O autor do furto e seus cúmplices (já que o ajudaram a gastar toda a grana em um único final de semana), ou seja, os três amigos são obrigados a repor a quantia roubada. O alvo? Big Red em uma de suas conhecidas transações de lavagem de dinheiro.

Soma-se a confusão a traição de Sue com Bobby descoberta por BJ. Sem ter ninguém com quem contar numa situação dessas, BJ revela o caso para Giff que se aproveita da situação e trama em segredo sem que saibamos se o que vem em seguida seja realmente uma consequência da ação dos protagonistas ou uma armação.

Assim, Temos que Sair Daqui envereda por caminhos interessantes entre o indie e o thriller, saindo-se bem nos dois campos, enquanto o seu título vai ganhando diferentes interpretações até a chegada de seus créditos finais.

NOTA: 4/5

QUANDO OS ANIMAIS SONHAM (Dinamarca, 2014) – Marie está começando uma nova etapa em sua vida ao começar em um novo trabalho com cortes de peixes. Em casa, junto com o pai, ela ajuda a cuidar de sua mãe que precisa de atenção constante.

O fato de estranhas manchas vermelhas surgirem em eu corpo, o que exige acompanhamento médico frequente, está intimamente ligado ao fato de sua mãe viver numa cadeira de rodas agora. Assim como sua protagonista, o espectador de Quando os Animais Sonham também vai, aos poucos, descobrindo os segredos que envolvem Marie e sua mãe e o porquê as duas despertam tanta desconfiança naqueles que a conhecem.

As revelações ocorrem lentamente, a medida que o aparecimento das características físicas da criatura interna em Marie vão surgindo. As humilhações que esta sofre dos colegas no emprego apenas aceleram o processo de transformação e intensificam as explosões temperamentais, cada vez mais recorrentes, da garota. Uma ficção inteligente na construção do suspense e na explicação de sua própria mitologia de lobisomens, que fica subtendida entre os acontecimentos.

NOTA: 4/5

A GANGUE (Ucrânia, 2014) – Um grupo de adolescentes vive numa espécie de internato onde aparentemente não há controle algum após o término das aulas. Estudam ali durante o dia, mas saem com extrema facilidade durante a noite sem serem impedidos por ninguém.

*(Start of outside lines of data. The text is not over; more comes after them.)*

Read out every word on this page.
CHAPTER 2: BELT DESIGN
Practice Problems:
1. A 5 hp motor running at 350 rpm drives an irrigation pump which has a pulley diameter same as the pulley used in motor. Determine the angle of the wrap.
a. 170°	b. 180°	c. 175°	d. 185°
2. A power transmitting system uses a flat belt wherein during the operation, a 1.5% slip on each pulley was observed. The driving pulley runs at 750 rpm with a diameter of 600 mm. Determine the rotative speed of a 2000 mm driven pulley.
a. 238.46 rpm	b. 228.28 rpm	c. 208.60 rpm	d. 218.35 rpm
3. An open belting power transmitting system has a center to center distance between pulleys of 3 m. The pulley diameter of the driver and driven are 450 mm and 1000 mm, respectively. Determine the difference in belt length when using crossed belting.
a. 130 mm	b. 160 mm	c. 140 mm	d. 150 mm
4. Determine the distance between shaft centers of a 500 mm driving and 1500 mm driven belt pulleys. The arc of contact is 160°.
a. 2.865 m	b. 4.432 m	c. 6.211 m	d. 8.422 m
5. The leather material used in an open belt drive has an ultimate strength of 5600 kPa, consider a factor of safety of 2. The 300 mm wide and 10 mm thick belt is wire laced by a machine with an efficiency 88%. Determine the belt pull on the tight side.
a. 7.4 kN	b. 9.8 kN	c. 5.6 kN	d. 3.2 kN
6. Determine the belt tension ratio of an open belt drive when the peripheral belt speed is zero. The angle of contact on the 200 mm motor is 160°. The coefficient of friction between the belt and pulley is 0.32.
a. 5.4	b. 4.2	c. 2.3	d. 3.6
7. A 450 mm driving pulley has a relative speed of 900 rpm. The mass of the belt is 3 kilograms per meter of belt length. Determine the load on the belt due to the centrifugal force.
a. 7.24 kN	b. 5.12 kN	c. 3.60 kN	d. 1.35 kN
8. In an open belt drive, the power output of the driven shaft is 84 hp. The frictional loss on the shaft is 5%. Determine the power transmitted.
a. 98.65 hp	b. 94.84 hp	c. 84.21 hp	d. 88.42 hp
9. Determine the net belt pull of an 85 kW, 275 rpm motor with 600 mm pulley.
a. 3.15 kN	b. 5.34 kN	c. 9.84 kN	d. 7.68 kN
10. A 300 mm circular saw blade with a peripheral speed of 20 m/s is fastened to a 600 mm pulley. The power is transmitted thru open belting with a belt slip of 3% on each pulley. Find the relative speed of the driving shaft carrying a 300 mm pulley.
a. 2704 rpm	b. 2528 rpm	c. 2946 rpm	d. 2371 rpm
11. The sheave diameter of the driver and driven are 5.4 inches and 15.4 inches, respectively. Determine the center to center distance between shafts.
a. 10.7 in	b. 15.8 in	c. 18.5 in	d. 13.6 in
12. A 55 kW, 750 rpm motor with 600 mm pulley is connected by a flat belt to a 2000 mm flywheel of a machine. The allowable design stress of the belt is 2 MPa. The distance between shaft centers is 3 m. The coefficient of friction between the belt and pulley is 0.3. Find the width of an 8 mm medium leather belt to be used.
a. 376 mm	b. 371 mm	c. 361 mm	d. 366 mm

Com essas escapadas noturnas, eles conseguem manter o grupo informalmente constituído por eles. Assaltam vítimas indefesas na saída de supermercados, passageiros de trens de viagem e usam as poucas meninas que o compõem para arrecadar dinheiro satisfazendo o prazer sexual de caminhoneiros. A crise ocorre quando um dos garotos começa a gostar de uma das meninas e torna-se um empecilho para o funcionamento habitual da gangue.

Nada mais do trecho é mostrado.